Deep Dive
Evaluation Pipeline

Eval Pipeline

The Eval Pipeline is responsible for evaluating the quality of generated completions by comparing them against the query and context. It supports different evaluation providers and allows for flexible configuration of evaluation sampling_fraction.

Eval Provider

The EvalProvider class represents a provider for evaluating completions. It supports different evaluation providers and allows for sampling evaluations based on a specified fraction.

Initialization

The EvalProvider is initialized with the following parameters:

  • provider: The name of the evaluation provider (e.g., "deepeval", "parea").
  • sampling_fraction (optional): The fraction of evaluations to perform (default is 1.0, meaning all evaluations are performed).

Evaluation

The evaluate method performs the evaluation of the query, context, and completion using the specified evaluation provider. It takes the following parameters:

  • query: The input query.
  • context: The context used for generating the completion.
  • completion: The generated completion to be evaluated.

The method checks if a random value is less than the specified sampling fraction. If the condition is met, it calls the actual evaluation method of the provider and returns the result. If the condition is not met, it returns None (no evaluation performed).

Basic Eval Pipeline

The BasicEvalPipeline is a simple implementation of the EvalPipeline abstract base class. It provides a straightforward way to perform evaluations using a specified evaluation provider and configuration.

Initialization

The BasicEvalPipeline is initialized with the following parameters:

  • eval_config: A dictionary containing the evaluation configuration, including the evaluation sampling_fraction and provider.
  • logging_connection (optional): An instance of LoggingDatabaseConnection for logging.

The pipeline checks if the specified evaluation provider is supported (currently supports "deepeval" and "parea"). If the provider is "deepeval", it attempts to import the DeepEvalProvider and raises an import error if the package is not installed.

Evaluation

The evaluate method performs the evaluation of the query, context, and completion using the specified evaluation provider. It is decorated with @log_execution_to_db to log the execution to the database.

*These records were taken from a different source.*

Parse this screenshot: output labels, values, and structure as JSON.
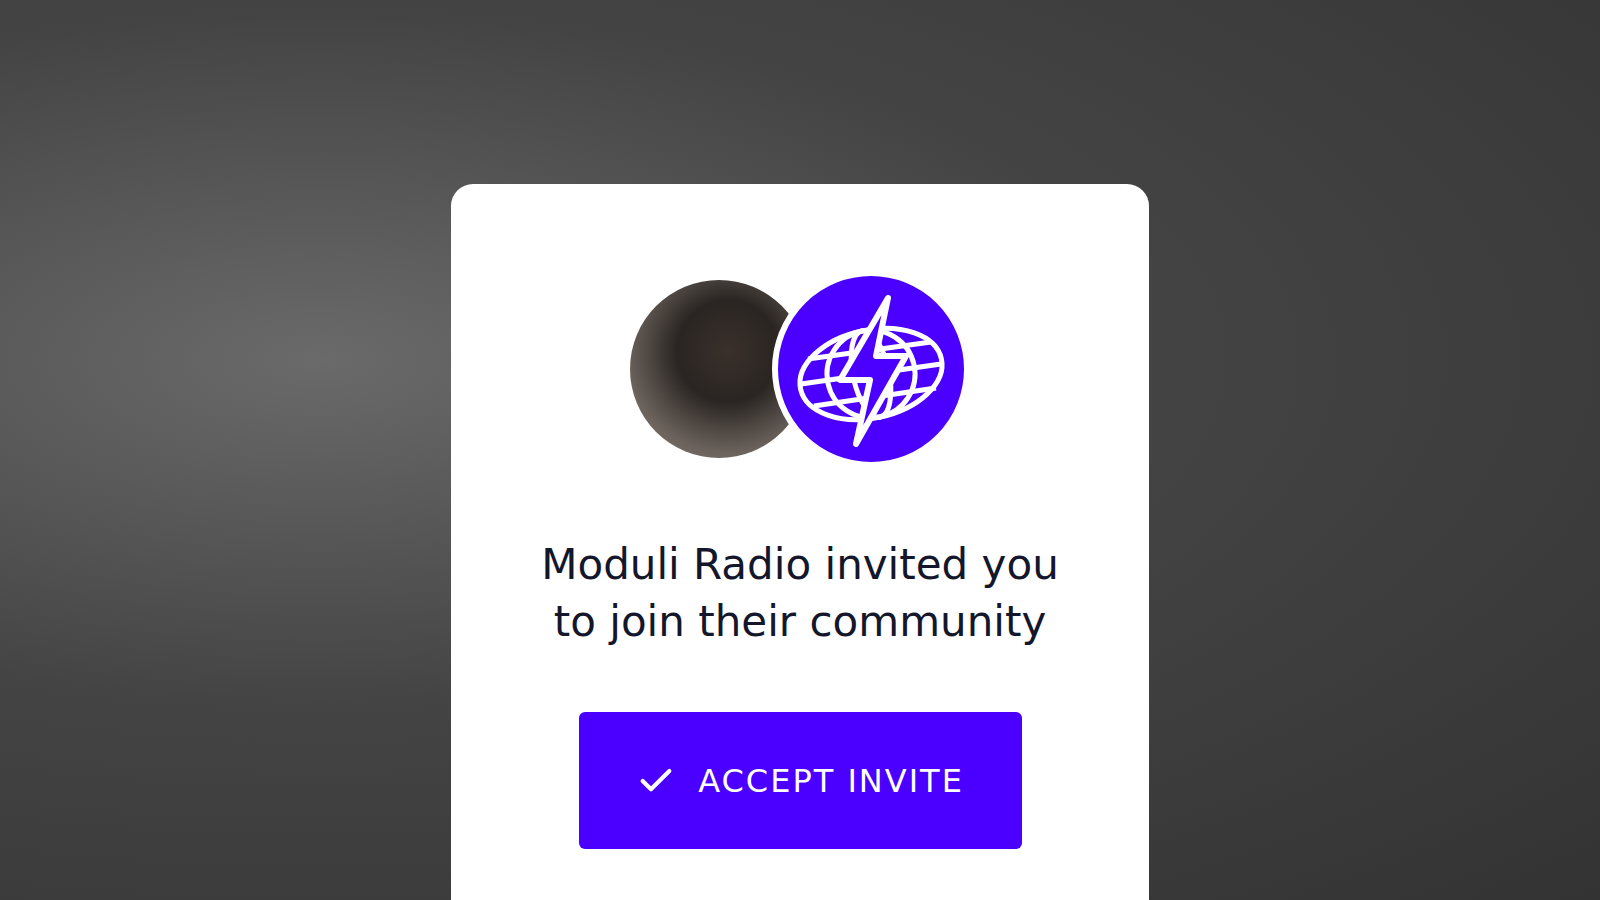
{
  "invite": {
    "message_lines": [
      "Moduli Radio invited you",
      "to join their community"
    ],
    "button": {
      "label": "ACCEPT INVITE"
    }
  }
}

Using a Custom Eval Pipeline

To create a custom eval pipeline, you can subclass the EvalPipeline abstract base class and implement the necessary methods. Here's an example:

from typing import Any, Optional
from r2r.core import EvalPipeline, LoggingDatabaseConnection, log_execution_to_db
 
class CustomEvalPipeline(EvalPipeline):
    def __init__(
        self,
        eval_config: dict,
        logging_connection: Optional[LoggingDatabaseConnection] = None,
        *args,
        **kwargs,
    ):
        sampling_fraction = eval_config["sampling_fraction"]
        super().__init__(sampling_fraction, logging_connection, *args, **kwargs)
        # Custom initialization logic
 
    @log_execution_to_db
    def evaluate(self, query: str, context: str, completion: str) -> Any:
        # Custom evaluation logic
        return {"score": 0.8, "metric": "custom_metric"}

In this example, the CustomEvalPipeline subclasses the EvalPipeline and implements the following:

  • __init__: Performs custom initialization based on the eval_config.
  • evaluate: Implements custom evaluation logic and returns the evaluation result.

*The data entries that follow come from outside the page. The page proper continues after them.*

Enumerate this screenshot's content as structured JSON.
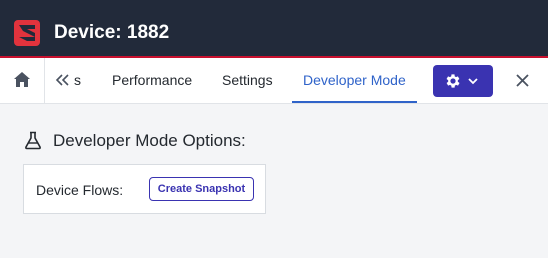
{
  "app": {
    "title": "Device: 1882",
    "logo_icon": "arrow-logo-icon",
    "accent_color": "#c8102e",
    "header_bg": "#222a3a"
  },
  "tabs": {
    "home_icon": "home-icon",
    "scroll_icon": "double-chevron-left-icon",
    "partial_label": "s",
    "items": [
      {
        "label": "Performance",
        "active": false
      },
      {
        "label": "Settings",
        "active": false
      },
      {
        "label": "Developer Mode",
        "active": true
      }
    ],
    "active_color": "#2f63c9",
    "menu_icon": "gear-icon",
    "menu_chevron_icon": "chevron-down-icon",
    "menu_color": "#3a33b1",
    "close_icon": "close-icon"
  },
  "main": {
    "heading": "Developer Mode Options:",
    "heading_icon": "flask-icon",
    "panel": {
      "label": "Device Flows:",
      "button_label": "Create Snapshot"
    }
  }
}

Passing the Custom Eval Pipeline to the Factory

To use the custom eval pipeline with the E2EPipelineFactory, you can pass it when creating the pipeline:

from r2r.main import E2EPipelineFactory
from my_custom_pipeline import CustomEvalPipeline
 
app = E2EPipelineFactory.create_pipeline(
    config=config,
    eval_pipeline_impl=CustomEvalPipeline,
)

By passing the CustomEvalPipeline to the create_pipeline method using the eval_pipeline_impl parameter, the factory will use the custom pipeline instead of the default BasicEvalPipeline.

That's it! You now have a custom eval pipeline that demonstrates how to modify the evaluation logic and can be passed to the E2EPipelineFactory for use in the end-to-end pipeline.